Для России 1925 год тоже был решающим. На Парижской выставке декоративных искусств советские архитекторы познакомились с Корбюзье; с этого момента французский зодчий поддерживал контакт с только что образованной ОСА – Организацией современных архитекторов, – в числе идейных вдохновителей которой были Моисей Гинзбург и теоретик-продуктивист Алексей Ган. В это же время берлинский архитектор Эрих Мендельсон проектировал фабрику красок для Ленинграда, создавая тем самым прецедент для возведения знаменитого здания Центросоюза в Москве, построенного четыре года спустя по проекту Корбюзье и Николая Колли.
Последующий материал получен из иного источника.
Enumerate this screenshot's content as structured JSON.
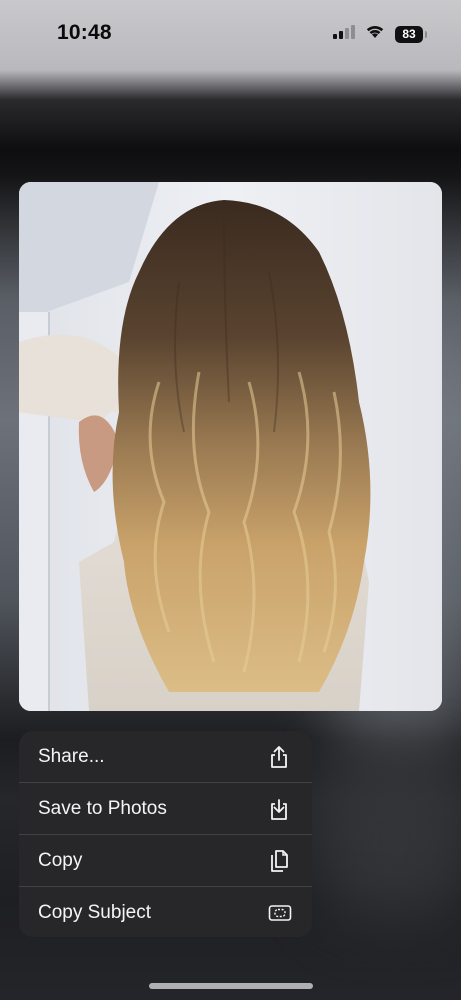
{
  "status_bar": {
    "time": "10:48",
    "battery_level": "83",
    "signal_icon": "cellular-signal-icon",
    "wifi_icon": "wifi-icon"
  },
  "photo": {
    "subject": "long wavy balayage hair viewed from behind",
    "colors": {
      "wall": "#e6e8ee",
      "hair_dark": "#3b2a1e",
      "hair_light": "#d9b57c",
      "sweater": "#e3ddd6"
    }
  },
  "context_menu": {
    "items": [
      {
        "label": "Share...",
        "icon": "share-icon"
      },
      {
        "label": "Save to Photos",
        "icon": "save-to-photos-icon"
      },
      {
        "label": "Copy",
        "icon": "copy-icon"
      },
      {
        "label": "Copy Subject",
        "icon": "copy-subject-icon"
      }
    ]
  }
}
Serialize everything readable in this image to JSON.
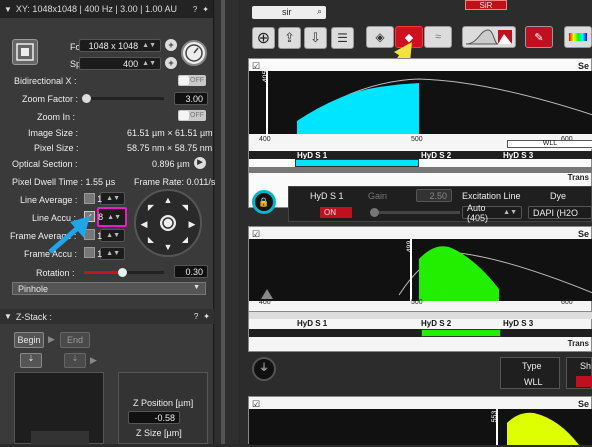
{
  "left_panel": {
    "header_title": "XY: 1048x1048 | 400 Hz | 3.00 | 1.00 AU",
    "format_label": "Format :",
    "format_value": "1048 x 1048",
    "speed_label": "Speed :",
    "speed_value": "400",
    "bidirectional_label": "Bidirectional X :",
    "bidirectional_value": "OFF",
    "zoom_factor_label": "Zoom Factor :",
    "zoom_factor_value": "3.00",
    "zoom_in_label": "Zoom In :",
    "zoom_in_value": "OFF",
    "image_size_label": "Image Size :",
    "image_size_value": "61.51 µm × 61.51 µm",
    "pixel_size_label": "Pixel Size :",
    "pixel_size_value": "58.75 nm × 58.75 nm",
    "optical_section_label": "Optical Section :",
    "optical_section_value": "0.896 µm",
    "pixel_dwell_label": "Pixel Dwell Time : 1.55 µs",
    "frame_rate_label": "Frame Rate: 0.011/s",
    "line_average_label": "Line Average :",
    "line_average_value": "1",
    "line_accu_label": "Line Accu :",
    "line_accu_value": "8",
    "frame_average_label": "Frame Average :",
    "frame_average_value": "1",
    "frame_accu_label": "Frame Accu :",
    "frame_accu_value": "1",
    "rotation_label": "Rotation :",
    "rotation_value": "0.30",
    "pinhole_label": "Pinhole",
    "zstack_title": "Z-Stack :",
    "begin_label": "Begin",
    "end_label": "End",
    "z_position_label": "Z Position [µm]",
    "z_position_value": "-0.58",
    "z_size_label": "Z Size [µm]"
  },
  "top": {
    "search_value": "sir",
    "channel_badge": "SiR"
  },
  "spectrum1": {
    "laser_label": "405",
    "ticks": [
      "400",
      "500",
      "600"
    ],
    "wll_label": "WLL",
    "detectors": [
      "HyD S 1",
      "HyD S 2",
      "HyD S 3"
    ],
    "corner_label": "Se",
    "trans_label": "Trans"
  },
  "detector_settings": {
    "detector_name": "HyD S 1",
    "gain_label": "Gain",
    "gain_value": "2.50",
    "on_label": "ON",
    "excitation_label": "Excitation Line",
    "excitation_value": "Auto (405)",
    "dye_label": "Dye",
    "dye_value": "DAPI (H2O"
  },
  "spectrum2": {
    "laser_label": "499",
    "ticks": [
      "400",
      "500",
      "600"
    ],
    "detectors": [
      "HyD S 1",
      "HyD S 2",
      "HyD S 3"
    ],
    "corner_label": "Se",
    "trans_label": "Trans"
  },
  "bottom": {
    "type_label": "Type",
    "type_value": "WLL",
    "sh_label": "Sh",
    "laser3_label": "553",
    "corner_label": "Se"
  },
  "colors": {
    "accent_cyan": "#00e5ff",
    "accent_green": "#22ee00",
    "accent_yellow": "#ddff00",
    "highlight_magenta": "#e020c0",
    "arrow_blue": "#1ea6e8",
    "arrow_yellow": "#f3e23a",
    "red": "#d01020"
  }
}
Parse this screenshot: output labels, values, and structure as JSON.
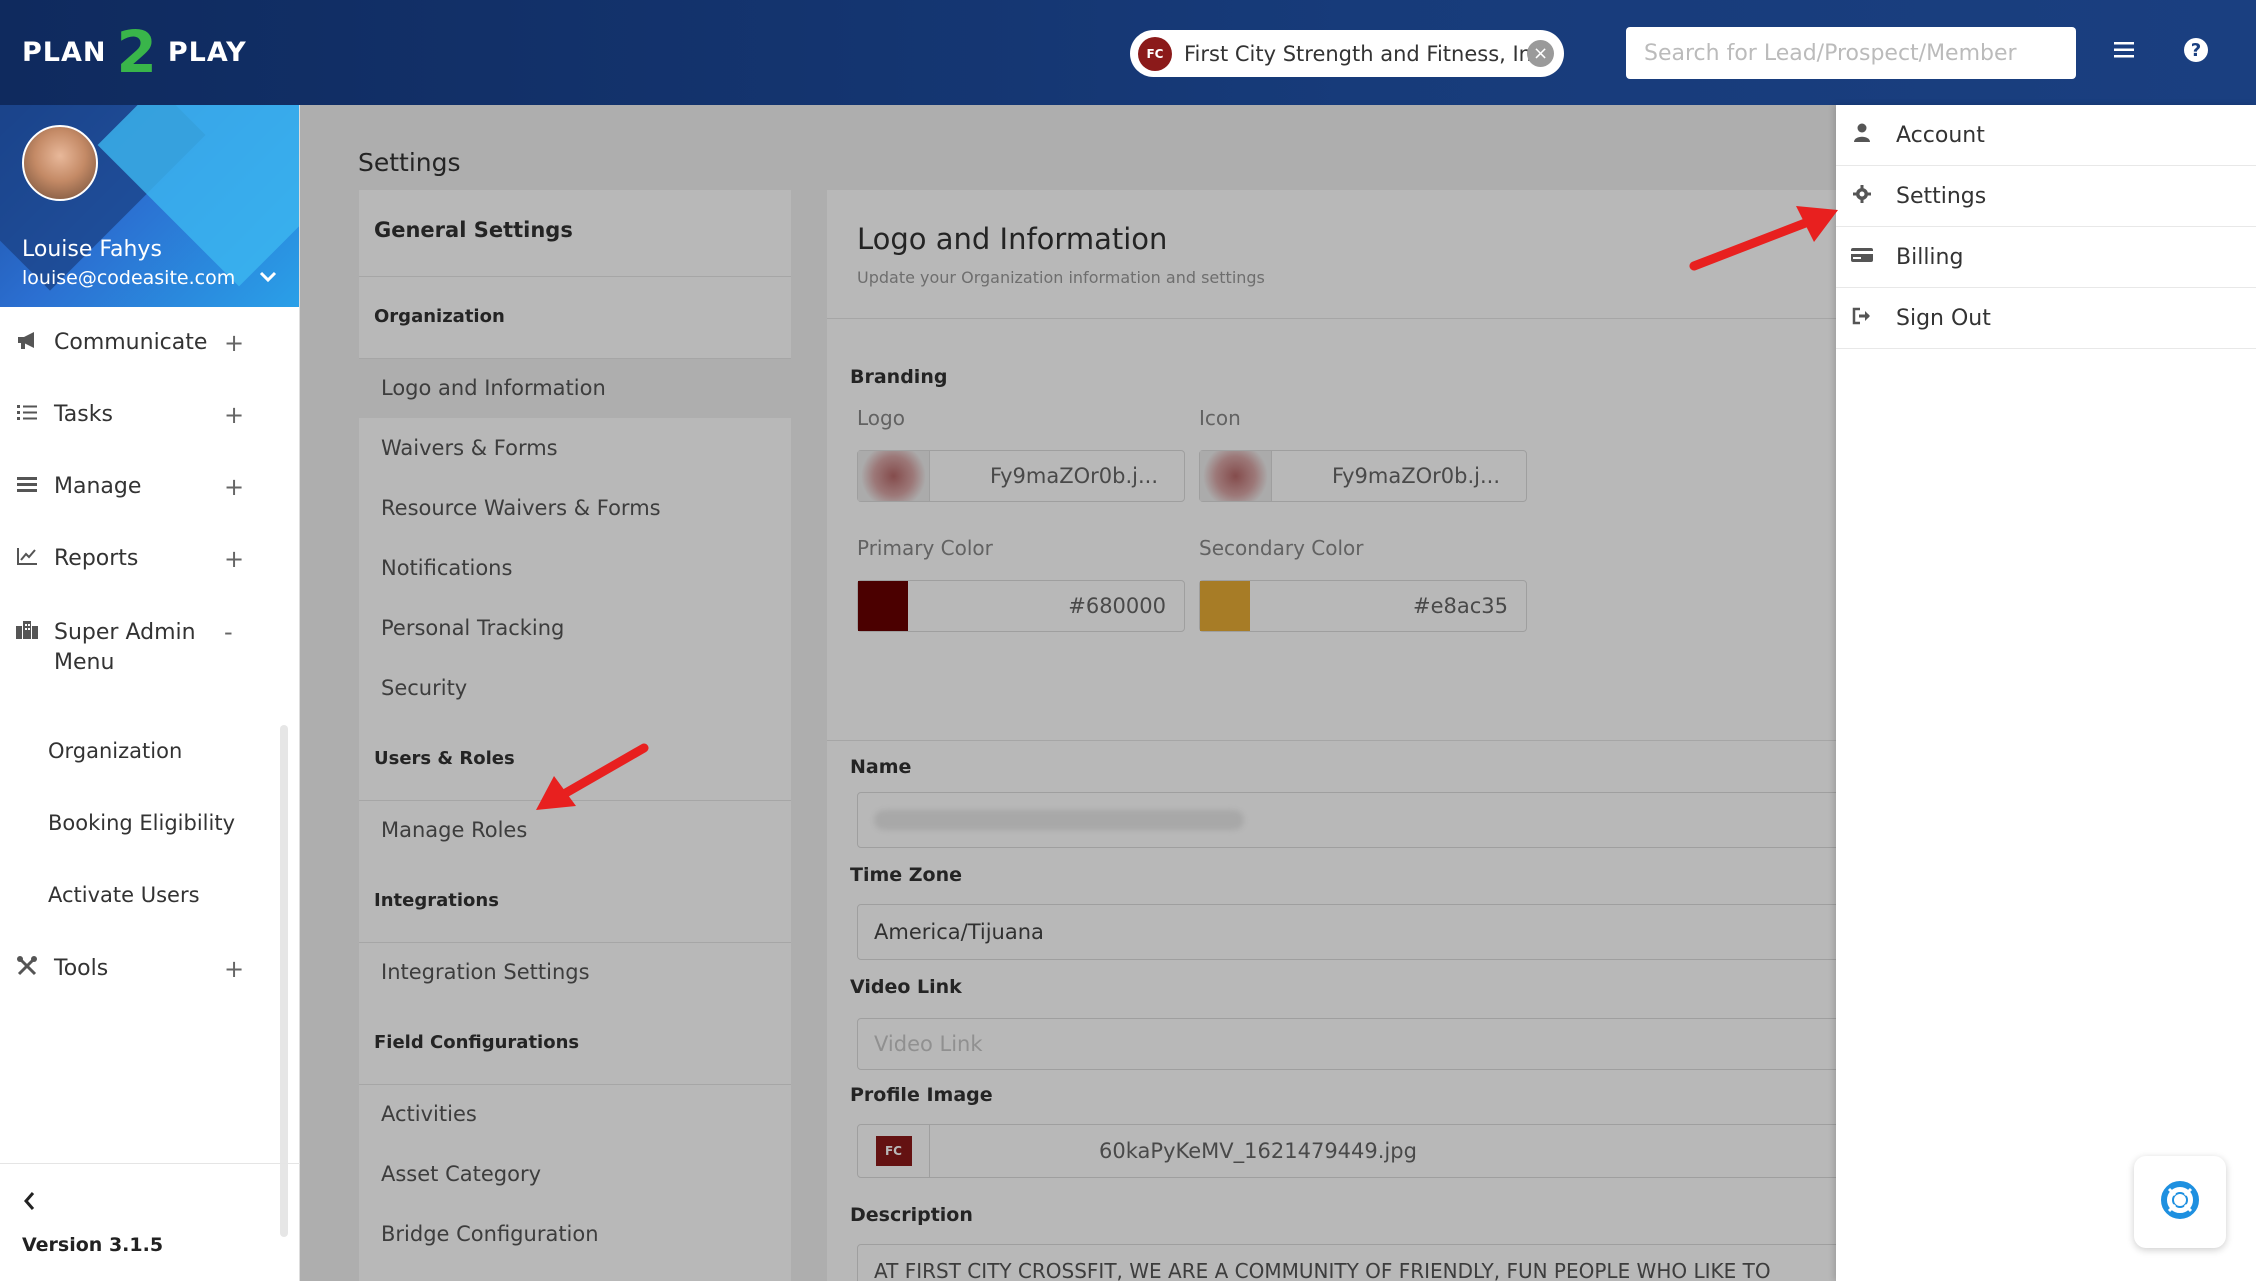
{
  "app": {
    "logo_left": "PLAN",
    "logo_mid": "2",
    "logo_right": "PLAY"
  },
  "header": {
    "org_badge": "FC",
    "org_name": "First City Strength and Fitness, Inc.",
    "clear_icon": "close-icon",
    "search_placeholder": "Search for Lead/Prospect/Member",
    "menu_icon": "hamburger-icon",
    "help_icon": "?"
  },
  "user": {
    "name": "Louise Fahys",
    "email": "louise@codeasite.com"
  },
  "sidebar": {
    "items": [
      {
        "label": "Communicate",
        "icon": "megaphone-icon",
        "toggle": "+"
      },
      {
        "label": "Tasks",
        "icon": "list-icon",
        "toggle": "+"
      },
      {
        "label": "Manage",
        "icon": "bars-icon",
        "toggle": "+"
      },
      {
        "label": "Reports",
        "icon": "chart-icon",
        "toggle": "+"
      },
      {
        "label": "Super Admin",
        "label2": "Menu",
        "icon": "building-icon",
        "toggle": "-"
      },
      {
        "label": "Tools",
        "icon": "tools-icon",
        "toggle": "+"
      }
    ],
    "sub_items": [
      "Organization",
      "Booking Eligibility",
      "Activate Users"
    ],
    "version": "Version 3.1.5"
  },
  "page": {
    "title": "Settings"
  },
  "settings_nav": {
    "title": "General Settings",
    "sections": [
      {
        "name": "Organization",
        "items": [
          "Logo and Information",
          "Waivers & Forms",
          "Resource Waivers & Forms",
          "Notifications",
          "Personal Tracking",
          "Security"
        ]
      },
      {
        "name": "Users & Roles",
        "items": [
          "Manage Roles"
        ]
      },
      {
        "name": "Integrations",
        "items": [
          "Integration Settings"
        ]
      },
      {
        "name": "Field Configurations",
        "items": [
          "Activities",
          "Asset Category",
          "Bridge Configuration"
        ]
      }
    ]
  },
  "content": {
    "title": "Logo and Information",
    "subtitle": "Update your Organization information and settings",
    "branding_label": "Branding",
    "logo_label": "Logo",
    "logo_file": "Fy9maZOr0b.j...",
    "icon_label": "Icon",
    "icon_file": "Fy9maZOr0b.j...",
    "primary_label": "Primary Color",
    "primary_value": "#680000",
    "secondary_label": "Secondary Color",
    "secondary_value": "#e8ac35",
    "name_label": "Name",
    "timezone_label": "Time Zone",
    "timezone_value": "America/Tijuana",
    "video_label": "Video Link",
    "video_placeholder": "Video Link",
    "profile_label": "Profile Image",
    "profile_badge": "FC",
    "profile_file": "60kaPyKeMV_1621479449.jpg",
    "description_label": "Description",
    "description_value": "AT FIRST CITY CROSSFIT, WE ARE A COMMUNITY OF FRIENDLY, FUN PEOPLE WHO LIKE TO"
  },
  "dropdown": {
    "items": [
      {
        "label": "Account",
        "icon": "user-icon"
      },
      {
        "label": "Settings",
        "icon": "gear-icon"
      },
      {
        "label": "Billing",
        "icon": "card-icon"
      },
      {
        "label": "Sign Out",
        "icon": "sign-out-icon"
      }
    ]
  },
  "colors": {
    "header": "#173b7a",
    "brand_green": "#39b54a",
    "primary": "#680000",
    "secondary": "#e8ac35",
    "arrow": "#e8201f"
  }
}
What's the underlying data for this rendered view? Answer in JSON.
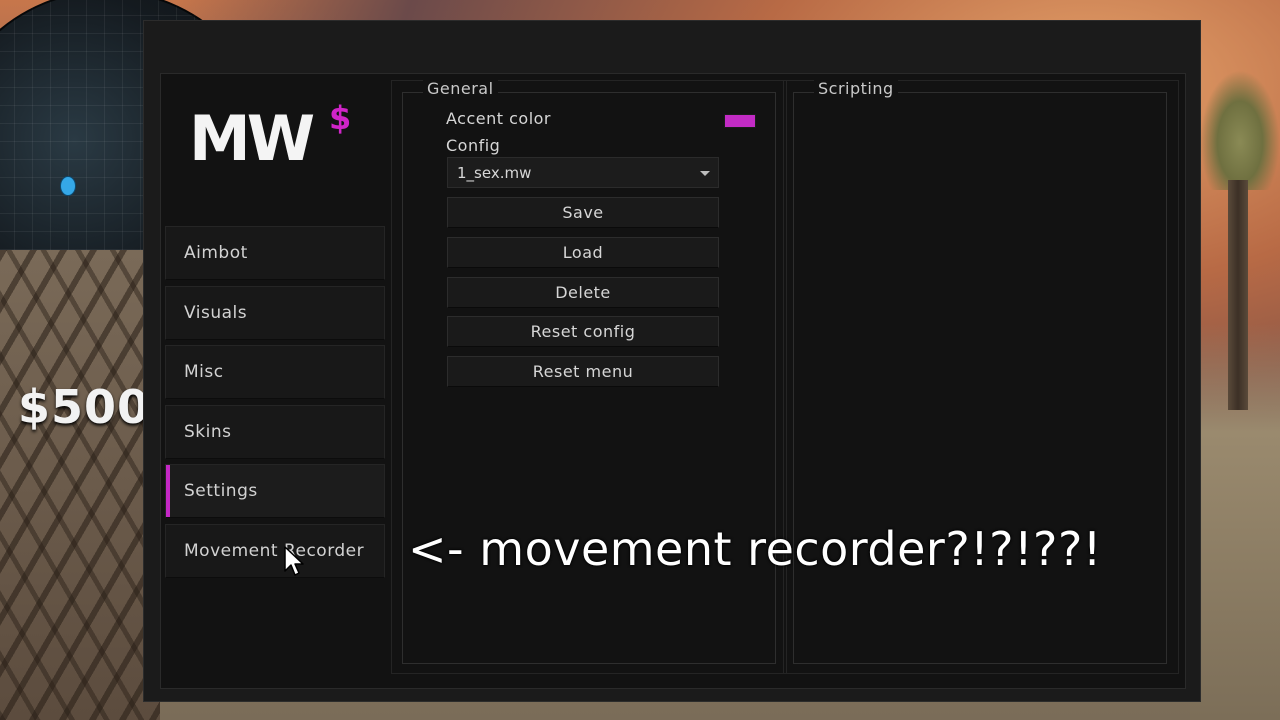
{
  "hud": {
    "money": "$500"
  },
  "menu": {
    "logo": {
      "text": "MW",
      "mark": "$"
    },
    "nav": [
      {
        "label": "Aimbot",
        "active": false
      },
      {
        "label": "Visuals",
        "active": false
      },
      {
        "label": "Misc",
        "active": false
      },
      {
        "label": "Skins",
        "active": false
      },
      {
        "label": "Settings",
        "active": true
      },
      {
        "label": "Movement Recorder",
        "active": false
      }
    ],
    "general": {
      "title": "General",
      "accent_label": "Accent color",
      "accent_color": "#c22bc4",
      "config_label": "Config",
      "config_value": "1_sex.mw",
      "buttons": [
        "Save",
        "Load",
        "Delete",
        "Reset config",
        "Reset menu"
      ]
    },
    "scripting": {
      "title": "Scripting"
    }
  },
  "overlay_caption": "<- movement recorder?!?!??!",
  "icons": [
    "radar-icon",
    "player-marker-icon",
    "chevron-down-icon",
    "mouse-cursor-icon"
  ]
}
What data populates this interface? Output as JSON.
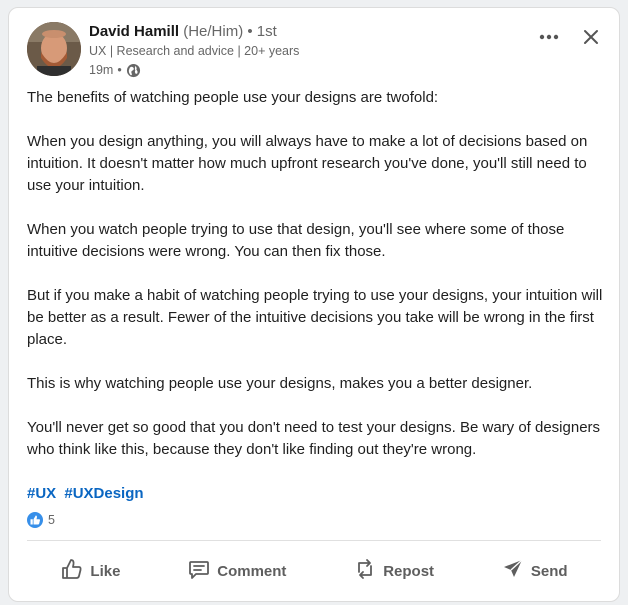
{
  "post": {
    "author": {
      "name": "David Hamill",
      "pronouns": "(He/Him)",
      "degree": "• 1st",
      "headline": "UX | Research and advice | 20+ years",
      "time": "19m",
      "time_separator": "•",
      "visibility_icon": "globe-icon"
    },
    "controls": {
      "more_icon": "more-horizontal-icon",
      "close_icon": "close-icon"
    },
    "paragraphs": [
      "The benefits of watching people use your designs are twofold:",
      "When you design anything, you will always have to make a lot of decisions based on intuition. It doesn't matter how much upfront research you've done, you'll still need to use your intuition.",
      "When you watch people trying to use that design, you'll see where some of those intuitive decisions were wrong. You can then fix those.",
      "But if you make a habit of watching people trying to use your designs, your intuition will be better as a result. Fewer of the intuitive decisions you take will be wrong in the first place.",
      "This is why watching people use your designs, makes you a better designer.",
      "You'll never get so good that you don't need to test your designs. Be wary of designers who think like this, because they don't like finding out they're wrong."
    ],
    "hashtags": [
      "#UX",
      "#UXDesign"
    ],
    "reactions": {
      "icon": "thumbs-up-icon",
      "count": "5"
    },
    "actions": [
      {
        "label": "Like",
        "icon": "like-icon"
      },
      {
        "label": "Comment",
        "icon": "comment-icon"
      },
      {
        "label": "Repost",
        "icon": "repost-icon"
      },
      {
        "label": "Send",
        "icon": "send-icon"
      }
    ]
  },
  "colors": {
    "link": "#0a66c2",
    "reaction_blue": "#378fe9",
    "muted_text": "#666666"
  }
}
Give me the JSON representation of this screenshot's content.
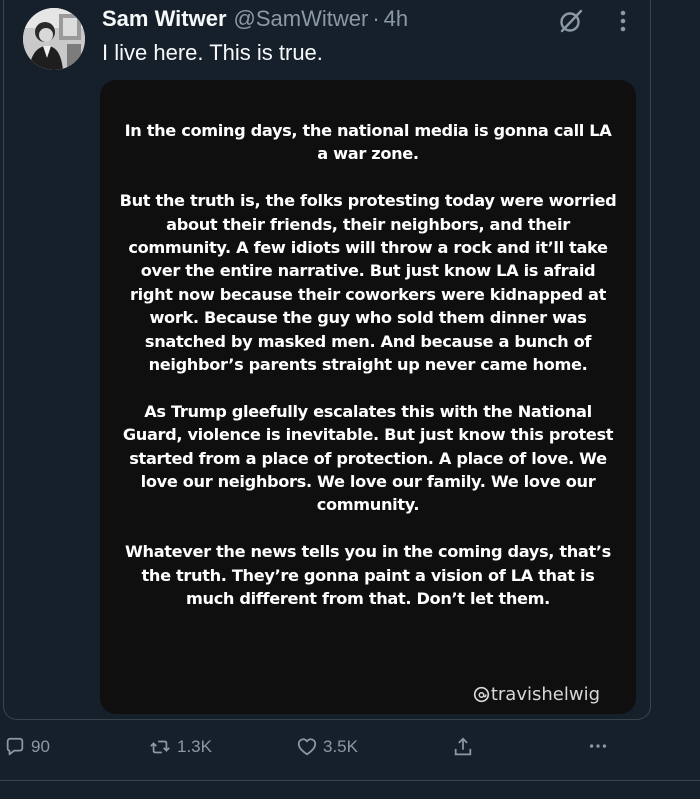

Конечно, в СССР со строительными материалами дело обстояло хуже, чем в Германии, и тем не менее во второй половине 20-х годов число новаторских построек быстро росло, а такие мастера, как Мельников, братья Веснины, Колли, Гинзбург и Голосов, продолжали получать правительственные заказы и успешно участвовать в конкурсах. Наиболее характерной особенностью в это время был не столько сам по себе архитектурный стиль, сколько новые социальные цели строительства: в работах Мельникова, например, можно было найти кое-какие следы увлечения «романтизмом машин», а, скажем, в проектах Ивана Леонидова сами конструктивистские решения приобретали невиданное изящество. Рабочие клубы, «дома-коммуны» и другие новые типы жилых зданий, не говоря уже, естественно, о крупных индустриальных постройках, приковывали к себе также внимание зарубежных зодчих и градостроителей. Новые и чрезвычайно революционные идеи возникли к концу десятилетия и в области урбанистики.